Tuesday, April 8, 2008

Making more less with less.

People won't buy a shoddy newspaper.

That's the official word from American Journalism Review, who posits that perhaps reducing your product offerings and scaling back your core business might not be the best way for newspapers to stay competitive.

Can newspapers really expect to recapture what they have lost with less circulation, a thinner newspaper offering fewer services to readers, with editorial products undermined in breadth and depth by layoffs and space constrictions? I think not. (If you ever hear a publisher vowing to do "more and better with less," run for the hills. Mies van der Rohe's "less is more" only works in architecture.)

You don't need an MBA to understand the idea that in order to grow your revenue, your business needs a product worth buying. The Press-Telegram and the city of Long Beach deserve better than what they've got right now. MediaNews surely believes that making more money is a good idea, and it's painfully obvious that cutting costs is a race to the bottom. Support your investment, or spend some time looking for someone else who will. It's a waste of time and money for everyone involved to do anything else.

3 comments:

Dave Bullock /eecue said...

The bottom line is that the readers don't care if a paper makes money for the shareholders. Only the shareholders care about that, and most of them don't care about news or good reporting.
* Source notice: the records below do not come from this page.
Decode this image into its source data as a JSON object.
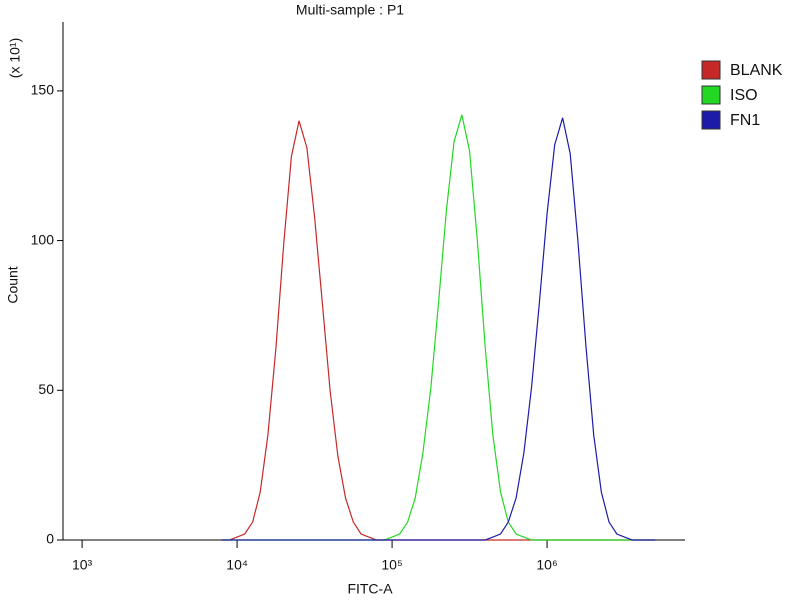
{
  "chart_data": {
    "type": "line",
    "title": "Multi-sample : P1",
    "xlabel": "FITC-A",
    "ylabel": "Count",
    "ylabel_multiplier": "(x 10¹)",
    "xscale": "log",
    "xlim": [
      753,
      7760000
    ],
    "xticks": [
      {
        "value": 1000,
        "label": "10³"
      },
      {
        "value": 10000,
        "label": "10⁴"
      },
      {
        "value": 100000,
        "label": "10⁵"
      },
      {
        "value": 1000000,
        "label": "10⁶"
      }
    ],
    "ylim": [
      0,
      173
    ],
    "yticks": [
      0,
      50,
      100,
      150
    ],
    "grid": false,
    "legend": "upper right",
    "x": [
      7940,
      8910,
      10000,
      11200,
      12600,
      14100,
      15800,
      17800,
      20000,
      22400,
      25100,
      28200,
      31600,
      35500,
      39800,
      44700,
      50100,
      56200,
      63100,
      70800,
      79400,
      89100,
      100000,
      112000,
      126000,
      141000,
      158000,
      178000,
      200000,
      224000,
      251000,
      282000,
      316000,
      355000,
      398000,
      447000,
      501000,
      562000,
      631000,
      708000,
      794000,
      891000,
      1000000,
      1120000,
      1260000,
      1410000,
      1580000,
      1780000,
      2000000,
      2240000,
      2510000,
      2820000,
      3160000,
      3550000,
      3980000,
      4470000,
      5010000
    ],
    "series": [
      {
        "name": "BLANK",
        "color": "#c62828",
        "values": [
          0,
          0,
          1,
          2,
          6,
          16,
          35,
          64,
          99,
          128,
          140,
          131,
          108,
          79,
          50,
          28,
          14,
          6,
          2,
          1,
          0,
          0,
          0,
          0,
          0,
          0,
          0,
          0,
          0,
          0,
          0,
          0,
          0,
          0,
          0,
          0,
          0,
          0,
          0,
          0,
          0,
          0,
          0,
          0,
          0,
          0,
          0,
          0,
          0,
          0,
          0,
          0,
          0,
          0,
          0,
          0,
          0
        ]
      },
      {
        "name": "ISO",
        "color": "#22d822",
        "values": [
          0,
          0,
          0,
          0,
          0,
          0,
          0,
          0,
          0,
          0,
          0,
          0,
          0,
          0,
          0,
          0,
          0,
          0,
          0,
          0,
          0,
          0,
          1,
          2,
          6,
          14,
          29,
          51,
          80,
          110,
          133,
          142,
          130,
          100,
          65,
          35,
          16,
          6,
          2,
          1,
          0,
          0,
          0,
          0,
          0,
          0,
          0,
          0,
          0,
          0,
          0,
          0,
          0,
          0,
          0,
          0,
          0
        ]
      },
      {
        "name": "FN1",
        "color": "#1c1ca8",
        "values": [
          0,
          0,
          0,
          0,
          0,
          0,
          0,
          0,
          0,
          0,
          0,
          0,
          0,
          0,
          0,
          0,
          0,
          0,
          0,
          0,
          0,
          0,
          0,
          0,
          0,
          0,
          0,
          0,
          0,
          0,
          0,
          0,
          0,
          0,
          0,
          1,
          2,
          6,
          14,
          29,
          51,
          79,
          109,
          132,
          141,
          129,
          100,
          65,
          35,
          16,
          6,
          2,
          1,
          0,
          0,
          0,
          0
        ]
      }
    ]
  }
}
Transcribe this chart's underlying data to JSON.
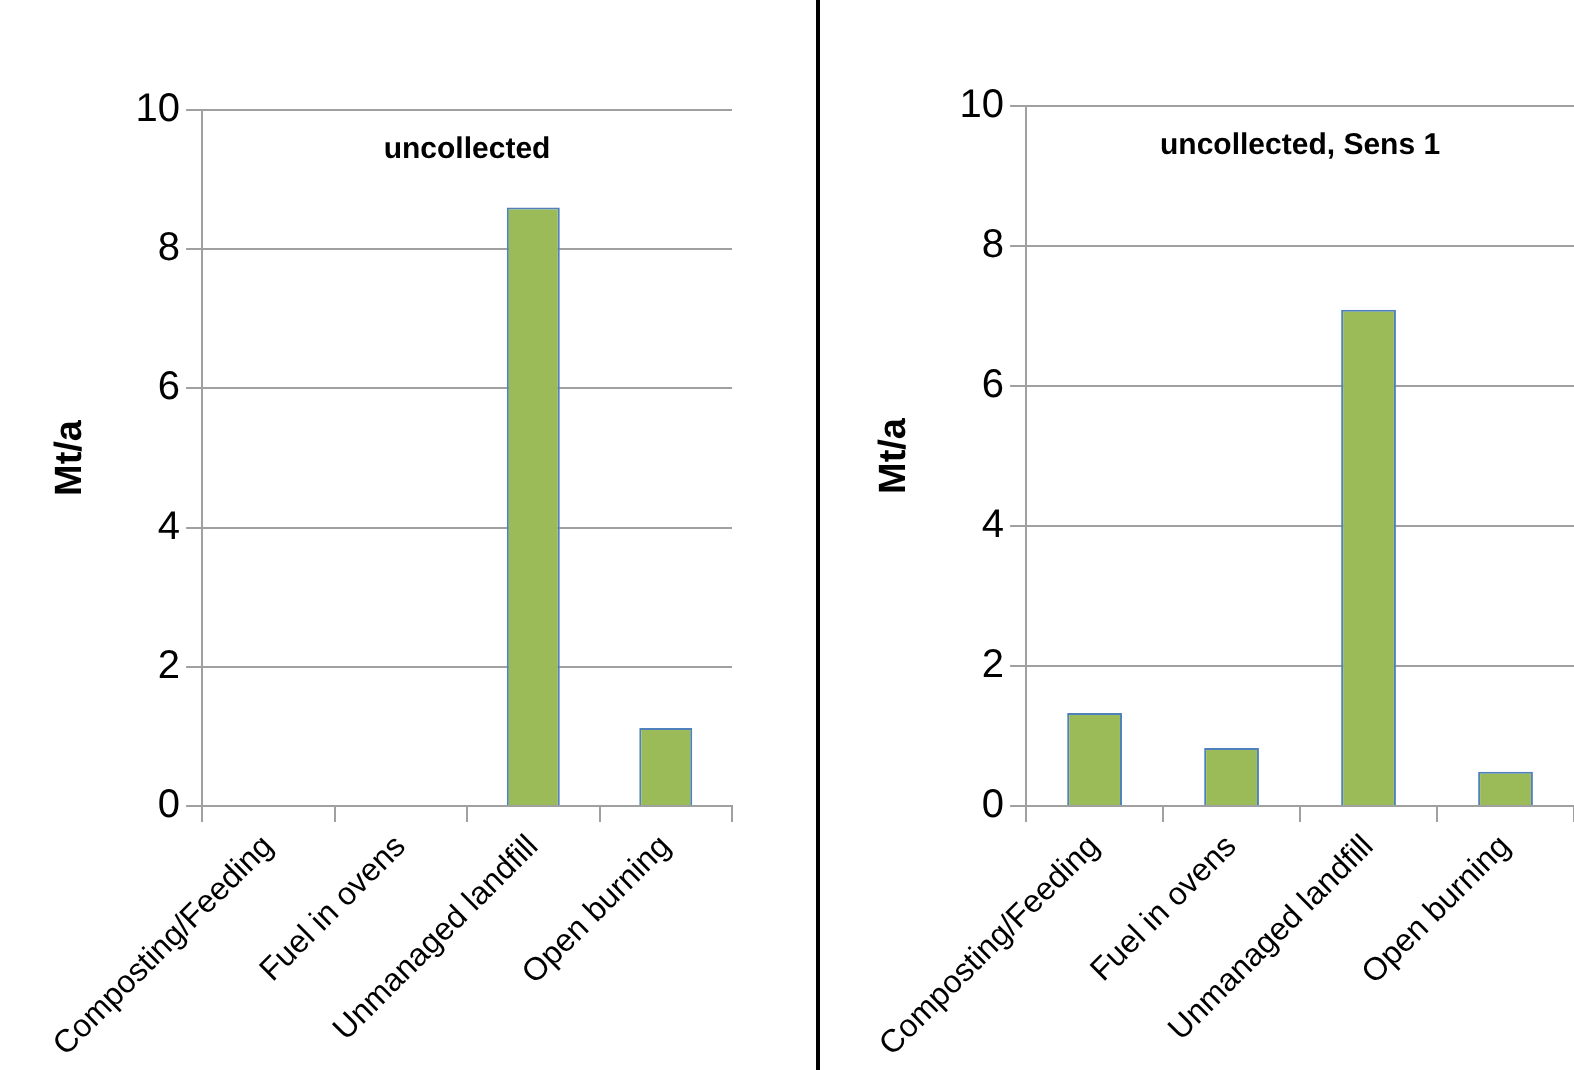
{
  "chart_data": [
    {
      "type": "bar",
      "title": "uncollected",
      "ylabel": "Mt/a",
      "categories": [
        "Composting/Feeding",
        "Fuel in ovens",
        "Unmanaged landfill",
        "Open burning"
      ],
      "values": [
        0,
        0,
        8.6,
        1.12
      ],
      "color": "#9bbb59",
      "ylim": [
        0,
        10
      ],
      "yticks": [
        0,
        2,
        4,
        6,
        8,
        10
      ],
      "grid": "y",
      "legend": false
    },
    {
      "type": "bar",
      "title": "uncollected, Sens 1",
      "ylabel": "Mt/a",
      "categories": [
        "Composting/Feeding",
        "Fuel in ovens",
        "Unmanaged landfill",
        "Open burning"
      ],
      "values": [
        1.33,
        0.83,
        7.09,
        0.49
      ],
      "color": "#9bbb59",
      "ylim": [
        0,
        10
      ],
      "yticks": [
        0,
        2,
        4,
        6,
        8,
        10
      ],
      "grid": "y",
      "legend": false
    }
  ]
}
Trying to make more money for the board isn't ever going to produce good news.

Len Cutler said...

Maybe it's naivete, but I think better, more relevant reporting will put more eyes on the page (print or otherwise), leading to ad revenues, and happy accountants. Granted, the level of profit increase will probably never hit the kind of levels sought by a shareholder or a private equity firm - but a smart investor, one who understands the industry? I firmly believe they'd be more than pleased with the results of a long term strategy.

Kris835 said...

Newspapering is the only business I know that believes it can put out a continually lesser product and expect to even maintain, let alone grow, its customer base. What's the strategy?